I’ve had the experience of living in a place where I was friends with all of my neighbors. I’ve also experienced living in a place where I never once said a word to the people next door. It’s probably not surprising that in the former situation, I felt more settled, comfortable, and safe. Having a friend (or at least a friendly face) nearby goes a long way toward establishing feelings of home and community, especially when you move to a new city or neighborhood.
So why would you want to perfect the “art of neighboring?” Besides the fact that it just makes life more fun, statistics show that it also helps cut back on crime and boosts community morale. It also makes it much easier to discuss any issues that might arise with your property, or to get that cup of sugar when you’re halfway through making cookies and realize you’ve run out.

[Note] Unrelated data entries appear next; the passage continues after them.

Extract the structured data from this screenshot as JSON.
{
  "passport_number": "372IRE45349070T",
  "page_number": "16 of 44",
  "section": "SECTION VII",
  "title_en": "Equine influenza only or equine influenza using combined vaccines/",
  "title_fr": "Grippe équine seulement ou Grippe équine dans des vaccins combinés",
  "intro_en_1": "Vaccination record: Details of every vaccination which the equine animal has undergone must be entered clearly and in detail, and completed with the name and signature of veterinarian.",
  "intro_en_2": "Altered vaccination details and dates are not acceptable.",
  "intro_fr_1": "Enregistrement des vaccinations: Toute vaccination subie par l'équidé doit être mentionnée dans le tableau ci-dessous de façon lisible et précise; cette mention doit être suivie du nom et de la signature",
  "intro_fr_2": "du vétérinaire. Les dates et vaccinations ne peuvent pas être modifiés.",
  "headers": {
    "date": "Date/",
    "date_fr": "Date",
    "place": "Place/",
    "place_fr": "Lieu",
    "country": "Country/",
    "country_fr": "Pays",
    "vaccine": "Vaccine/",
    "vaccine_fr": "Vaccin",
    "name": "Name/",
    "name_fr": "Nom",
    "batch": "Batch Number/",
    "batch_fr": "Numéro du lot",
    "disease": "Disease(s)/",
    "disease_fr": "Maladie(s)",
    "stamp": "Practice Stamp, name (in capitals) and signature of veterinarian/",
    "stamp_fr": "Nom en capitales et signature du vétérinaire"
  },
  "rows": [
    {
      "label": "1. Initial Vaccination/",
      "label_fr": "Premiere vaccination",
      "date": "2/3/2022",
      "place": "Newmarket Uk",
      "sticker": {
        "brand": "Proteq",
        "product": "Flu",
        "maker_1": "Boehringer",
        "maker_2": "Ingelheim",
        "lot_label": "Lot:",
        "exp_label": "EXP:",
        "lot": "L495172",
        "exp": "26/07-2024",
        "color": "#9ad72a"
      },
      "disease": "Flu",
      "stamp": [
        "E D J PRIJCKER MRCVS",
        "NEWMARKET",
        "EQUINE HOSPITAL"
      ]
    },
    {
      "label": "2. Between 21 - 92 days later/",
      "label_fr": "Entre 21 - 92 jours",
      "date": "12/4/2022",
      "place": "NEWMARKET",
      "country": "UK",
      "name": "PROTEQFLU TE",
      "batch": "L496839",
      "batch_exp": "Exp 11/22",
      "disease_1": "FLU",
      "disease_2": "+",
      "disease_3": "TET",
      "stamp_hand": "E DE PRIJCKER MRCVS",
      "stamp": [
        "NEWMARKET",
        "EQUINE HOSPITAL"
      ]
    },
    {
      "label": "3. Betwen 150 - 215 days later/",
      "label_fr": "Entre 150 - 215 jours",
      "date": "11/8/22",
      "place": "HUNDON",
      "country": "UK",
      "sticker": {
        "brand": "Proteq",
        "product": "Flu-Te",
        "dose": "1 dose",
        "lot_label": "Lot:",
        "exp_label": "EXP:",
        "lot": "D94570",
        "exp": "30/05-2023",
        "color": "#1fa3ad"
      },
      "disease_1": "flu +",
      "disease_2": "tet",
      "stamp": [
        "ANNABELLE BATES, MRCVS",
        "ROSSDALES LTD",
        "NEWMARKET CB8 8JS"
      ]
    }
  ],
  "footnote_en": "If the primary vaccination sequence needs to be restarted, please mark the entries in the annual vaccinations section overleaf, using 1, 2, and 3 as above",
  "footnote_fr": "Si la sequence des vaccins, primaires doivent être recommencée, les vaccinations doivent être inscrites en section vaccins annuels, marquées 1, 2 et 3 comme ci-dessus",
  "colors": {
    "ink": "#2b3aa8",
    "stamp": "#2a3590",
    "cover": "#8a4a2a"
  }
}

Knowing the people in your neighborhood goes a long way when something important – or tragic – happens, too. Far too often, natural disasters are the things that actually bring neighbors together. Don’t wait for something awful to happen to know who’s living next door.
Whether you’re trying to meet your neighbors for the first time or just want to get to know them better, remember to lead with authenticity over forced conversation. You don’t have to show up at someone’s door with a Jello mold, but do try to organically establish a friendly rapport that you can build upon as time goes on. As you form relationships, you might be surprised with what you have in common – or what you can learn from each other’s differences. You may not end up actually wanting to spend much time with your neighbors, and that’s OK too.
The important thing is that you actually know each other and feel like you can count on one another in times of need. Not quite sure how to do that? Read on for six ways you can get to know your neighbors and strengthen those next-door relationships you may already have going.
Invite them over for dinner.
It doesn’t have to be anything formal — casual and fun is always best to break the ice. The next time you’re having a few friends over, just walk over and say, “We’re throwing some burgers on the grill tonight. Do you want to join us?” It will feel good to know they were included and even if they only stop by for an hour, it will go a long way to strengthening your relationship overtime.
Bake a special treat.
Whipping up something for a holiday or birthday? Double the recipe and make some for your neighbors next time, too. Quick breads, cookies, cupcakes are a sure way to win anyone over.
Here are some of our favorite recipes that also make the perfect baked gift for friends and family.
Throw a neighborhood block party.
This requires some planning and coordination, but if you get some other neighborhood friends involved, it’s totally worth it. Have everyone bring a dish to share, fill a cooler of cold drinks, rent a bounce house, set up lawn games for all the kids to play with each other, or get some friendly competition going with one of our favorite games for game night.
Bringing everyone together at once is an easy and fun way to get people out of their comfort zones and chatting. And if you really want to make it a party, whip up some of these easy cocktails for everyone to enjoy!
Ask for help.
People like to help and be needed, so the next time you’re leaving town ask your neighbors to pick up your newspaper, grab your mail/packages from your doorstep, or water your outdoor plants –and let them know you will reciprocate. Your neighbors will appreciate that you trust them to take care of things while you’re gone, and that you’re also there for them in return.
Host a ladies night.
Your back patio. A few bottles of wine. The ladies from your block. Get on it.
As you get to know your neighbors better, don’t forget to listen for important milestones that may be approaching. Did someone mention they have a birthday coming up? Remember it, and walk over and tell them Happy Birthday when the day comes — or better yet, bake them cookies! Is someone pregnant? Found out when the baby is coming, and bring them a meal. Remember: it’s the little things that matter most when it comes to being a thoughtful neighbor.